Characterization of simvastatin acid uptake by organic anion transporting polypeptide 3A1 (OATP3A1) and influence of drug-drug interaction

- Simvastatin reduced indoxyl sulfate-mediate ROS formation in cardiomyocytes.
- OATP3A1-mediated uptake was pH-dependent.
- Uptake of simvastatin acid was enhanced by known and potential substrates of OATP3A1.
- OATP3A1 may modulate the exposure of cardiac tissue to simvastatin acid.

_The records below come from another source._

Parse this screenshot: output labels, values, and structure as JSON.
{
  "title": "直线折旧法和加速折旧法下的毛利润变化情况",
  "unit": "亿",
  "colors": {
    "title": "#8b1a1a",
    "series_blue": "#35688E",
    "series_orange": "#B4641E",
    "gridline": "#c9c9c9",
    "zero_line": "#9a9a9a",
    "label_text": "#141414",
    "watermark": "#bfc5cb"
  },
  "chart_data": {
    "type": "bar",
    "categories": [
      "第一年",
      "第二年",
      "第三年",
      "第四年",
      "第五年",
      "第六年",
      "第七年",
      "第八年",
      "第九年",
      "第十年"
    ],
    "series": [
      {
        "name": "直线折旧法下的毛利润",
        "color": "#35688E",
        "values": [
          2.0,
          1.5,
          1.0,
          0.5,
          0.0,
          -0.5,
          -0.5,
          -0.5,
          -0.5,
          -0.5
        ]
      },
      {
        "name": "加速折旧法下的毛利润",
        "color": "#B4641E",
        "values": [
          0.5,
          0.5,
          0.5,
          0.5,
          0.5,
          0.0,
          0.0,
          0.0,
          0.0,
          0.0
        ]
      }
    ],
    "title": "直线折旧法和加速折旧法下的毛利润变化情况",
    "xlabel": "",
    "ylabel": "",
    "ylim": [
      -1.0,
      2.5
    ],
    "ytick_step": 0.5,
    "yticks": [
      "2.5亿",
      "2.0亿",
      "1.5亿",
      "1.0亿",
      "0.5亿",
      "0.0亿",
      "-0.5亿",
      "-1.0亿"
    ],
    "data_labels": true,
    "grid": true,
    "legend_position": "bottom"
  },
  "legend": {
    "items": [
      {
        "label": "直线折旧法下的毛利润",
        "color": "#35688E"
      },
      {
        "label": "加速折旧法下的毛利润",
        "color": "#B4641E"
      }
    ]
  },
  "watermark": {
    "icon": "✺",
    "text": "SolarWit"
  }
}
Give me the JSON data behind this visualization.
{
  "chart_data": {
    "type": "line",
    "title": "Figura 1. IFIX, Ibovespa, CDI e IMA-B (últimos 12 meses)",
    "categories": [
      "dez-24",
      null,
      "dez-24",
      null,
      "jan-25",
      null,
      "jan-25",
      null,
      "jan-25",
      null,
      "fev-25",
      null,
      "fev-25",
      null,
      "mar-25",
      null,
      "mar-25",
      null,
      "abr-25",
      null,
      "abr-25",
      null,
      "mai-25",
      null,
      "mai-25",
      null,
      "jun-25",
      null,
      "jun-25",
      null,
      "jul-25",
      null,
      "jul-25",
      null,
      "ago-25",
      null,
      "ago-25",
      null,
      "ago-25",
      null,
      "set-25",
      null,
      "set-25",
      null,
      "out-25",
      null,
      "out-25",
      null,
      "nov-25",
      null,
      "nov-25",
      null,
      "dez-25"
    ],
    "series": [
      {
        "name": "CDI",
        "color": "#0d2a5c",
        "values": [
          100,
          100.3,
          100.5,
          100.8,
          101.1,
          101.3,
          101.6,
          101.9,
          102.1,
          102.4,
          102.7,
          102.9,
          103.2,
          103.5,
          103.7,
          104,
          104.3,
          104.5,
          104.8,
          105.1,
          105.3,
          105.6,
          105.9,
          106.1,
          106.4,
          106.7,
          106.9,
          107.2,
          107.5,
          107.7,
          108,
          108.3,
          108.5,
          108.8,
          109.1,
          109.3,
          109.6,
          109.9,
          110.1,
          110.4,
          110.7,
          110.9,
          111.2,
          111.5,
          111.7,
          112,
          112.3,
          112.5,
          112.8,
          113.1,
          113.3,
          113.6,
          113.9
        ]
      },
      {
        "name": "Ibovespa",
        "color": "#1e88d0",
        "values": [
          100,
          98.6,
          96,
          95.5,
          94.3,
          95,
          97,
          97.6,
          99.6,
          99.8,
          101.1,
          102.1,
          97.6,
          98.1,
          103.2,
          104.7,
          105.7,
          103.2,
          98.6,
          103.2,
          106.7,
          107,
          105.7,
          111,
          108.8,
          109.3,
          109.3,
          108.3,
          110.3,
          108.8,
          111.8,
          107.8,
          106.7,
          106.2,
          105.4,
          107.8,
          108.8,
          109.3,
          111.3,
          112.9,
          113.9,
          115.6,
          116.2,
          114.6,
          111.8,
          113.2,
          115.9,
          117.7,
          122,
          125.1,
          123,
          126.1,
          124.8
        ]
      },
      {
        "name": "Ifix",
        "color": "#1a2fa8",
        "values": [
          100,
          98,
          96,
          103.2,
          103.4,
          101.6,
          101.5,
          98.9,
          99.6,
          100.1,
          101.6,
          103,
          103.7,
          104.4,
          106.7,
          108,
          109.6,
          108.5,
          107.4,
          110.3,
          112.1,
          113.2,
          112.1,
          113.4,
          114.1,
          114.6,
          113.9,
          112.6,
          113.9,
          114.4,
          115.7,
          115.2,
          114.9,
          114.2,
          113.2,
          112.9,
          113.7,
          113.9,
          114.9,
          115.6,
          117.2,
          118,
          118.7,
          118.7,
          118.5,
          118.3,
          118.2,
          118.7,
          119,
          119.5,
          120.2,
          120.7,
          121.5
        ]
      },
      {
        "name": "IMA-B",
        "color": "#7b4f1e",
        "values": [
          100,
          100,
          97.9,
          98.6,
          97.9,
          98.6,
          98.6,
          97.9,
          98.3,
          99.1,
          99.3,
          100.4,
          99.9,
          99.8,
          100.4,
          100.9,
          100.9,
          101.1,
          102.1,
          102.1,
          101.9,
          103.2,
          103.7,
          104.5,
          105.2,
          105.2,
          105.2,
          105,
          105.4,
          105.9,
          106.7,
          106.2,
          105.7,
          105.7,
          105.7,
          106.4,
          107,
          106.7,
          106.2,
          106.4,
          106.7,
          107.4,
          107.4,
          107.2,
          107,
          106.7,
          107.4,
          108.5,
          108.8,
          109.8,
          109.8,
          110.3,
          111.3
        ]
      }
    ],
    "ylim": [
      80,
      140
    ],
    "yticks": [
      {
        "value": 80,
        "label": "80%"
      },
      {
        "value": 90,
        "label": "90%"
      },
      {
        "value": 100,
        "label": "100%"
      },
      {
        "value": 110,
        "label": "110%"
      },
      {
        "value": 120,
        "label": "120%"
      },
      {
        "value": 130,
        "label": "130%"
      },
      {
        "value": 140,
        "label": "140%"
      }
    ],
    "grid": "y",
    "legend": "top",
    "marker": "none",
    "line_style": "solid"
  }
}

Human organic anion transporting polypeptide 3A1 (OATP3A1) is predominately expressed in the heart. The ability of OATP3A1 to transport statins into cardiomyocytes is unknown, although other OATPs are known to mediate the uptake of statin drugs in liver. The pleiotropic effects and uptake of simvastatin acid were analyzed in primary human cardiomyocytes and HEK293 cells transfected with the OATP3A1 gene. Treatment with simvastatin acid reduced indoxyl sulfate-mediated reactive oxygen species and modulated OATP3A1 expression in cardiomyocytes and HEK293 cells transfected with the OATP3A1 gene. We observed a pH-dependent effect on OATP3A1 uptake, with more efficient simvastatin acid uptake at pH 5.5 in HEK293 cells transfected with the OATP3A1 gene. The Michaelis-Menten constant (Km) for simvastatin acid uptake by OATP3A1 was 0.017 ± 0.002 μM and the Vmax was 0.995 ± 0.027 fmol/min/105 cells. Uptake of simvastatin acid was significantly increased by known (benzylpenicillin and estrone-3-sulfate) and potential (indoxyl sulfate and cyclosporine) substrates of OATP3A1. In conclusion, the presence of OATP3A1 in cardiomyocytes suggests that this transporter may modulate the exposure of cardiac tissue to simvastatin acid due to its enrichment in cardiomyocytes. Increases in uptake of simvastatin acid by OATP3A1 when combined with OATP substrates suggest the potential for drug-drug interactions that could influence clinical outcomes.